Alcohol attacks the hippocampus—a part of your brain that plays the central role in forming new memories for events. The more you drink, the more your brain is affected. The hippocampus sits in the center of your brain and receives information from many other regions of the brain. Somehow, the hippocampus connects all this information to form new autobiographical memories—memories of what happened to you. When you drink, you disrupt the hippocampus’ ability to do so.

Additionally, because the hippocampus operates in conjunction with other areas of the brain, alcohol, and drugs can further impair the hippocampus by affecting other parts of the brain.

When you drink to excess, you may experience what scientists call en bloc blackouts—stretches of time where you have absolutely no memory. Alternately, you may experience fragmentary blackouts—where the memory loss is spotty. Either way, your brain’s function is being changed by your drinking.

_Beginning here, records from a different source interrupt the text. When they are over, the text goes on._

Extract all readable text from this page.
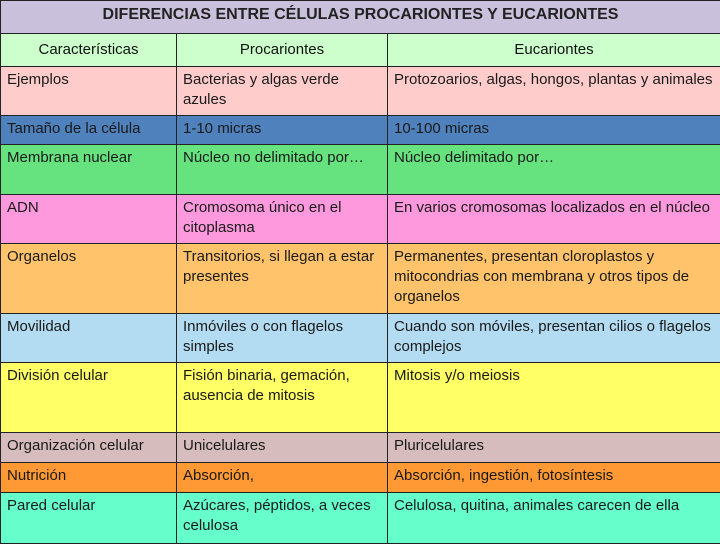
DIFERENCIAS ENTRE CÉLULAS PROCARIONTES Y EUCARIONTES		
Características	Procariontes	Eucariontes
Ejemplos	Bacterias y algas verde azules	Protozoarios, algas, hongos, plantas y animales
Tamaño de la célula	1-10 micras	10-100 micras
Membrana nuclear	Núcleo no delimitado por…	Núcleo delimitado por…
ADN	Cromosoma único en el citoplasma	En varios cromosomas localizados en el núcleo
Organelos	Transitorios, si llegan a estar presentes	Permanentes, presentan cloroplastos y mitocondrias con membrana y otros tipos de organelos
Movilidad	Inmóviles o con flagelos simples	Cuando son móviles, presentan cilios o flagelos complejos
División celular	Fisión binaria, gemación, ausencia de mitosis	Mitosis y/o meiosis
Organización celular	Unicelulares	Pluricelulares
Nutrición	Absorción,	Absorción, ingestión, fotosíntesis
Pared celular	Azúcares, péptidos, a veces celulosa	Celulosa, quitina, animales carecen de ella
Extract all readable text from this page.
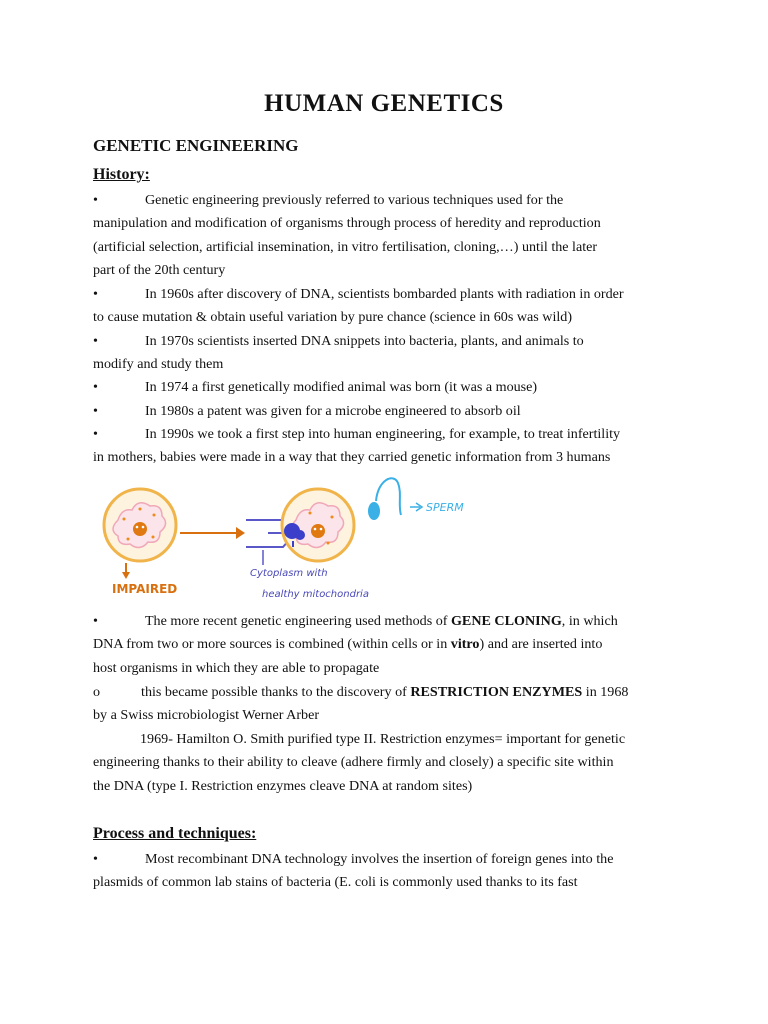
HUMAN GENETICS
GENETIC ENGINEERING
History:

•	Genetic engineering previously referred to various techniques used for the
manipulation and modification of organisms through process of heredity and reproduction
(artificial selection, artificial insemination, in vitro fertilisation, cloning,…) until the later
part of the 20th century

•	In 1960s after discovery of DNA, scientists bombarded plants with radiation in order
to cause mutation & obtain useful variation by pure chance (science in 60s was wild)

•	In 1970s scientists inserted DNA snippets into bacteria, plants, and animals to
modify and study them

•	In 1974 a first genetically modified animal was born (it was a mouse)

•	In 1980s a patent was given for a microbe engineered to absorb oil

•	In 1990s we took a first step into human engineering, for example, to treat infertility
in mothers, babies were made in a way that they carried genetic information from 3 humans

IMPAIRED
Cytoplasm with
healthy mitochondria
SPERM

•	The more recent genetic engineering used methods of GENE CLONING, in which
DNA from two or more sources is combined (within cells or in vitro) and are inserted into
host organisms in which they are able to propagate

o	this became possible thanks to the discovery of RESTRICTION ENZYMES in 1968
by a Swiss microbiologist Werner Arber

1969- Hamilton O. Smith purified type II. Restriction enzymes= important for genetic
engineering thanks to their ability to cleave (adhere firmly and closely) a specific site within
the DNA (type I. Restriction enzymes cleave DNA at random sites)

Process and techniques:

•	Most recombinant DNA technology involves the insertion of foreign genes into the
plasmids of common lab stains of bacteria (E. coli is commonly used thanks to its fast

Those changes can lead to permanent brain damage.

Blackouts Also Affect the Liver

Alcohol blackouts not only affect your brain but can impair your liver as well. Alcohol abuse causes your blood alcohol level to rise more quickly and stay high for a longer period. This can impair your liver as it works harder to try and break down excessive amounts of alcohol. When your liver is being overworked due to heavy alcohol use, it’s more likely you will experience a blackout.

If you frequently experience blackouts from drinking alcohol, it’s possible you may need help recovering from alcohol abuse. Seeking professional help today can help you maintain good brain health and prevent you from experiencing future blackouts.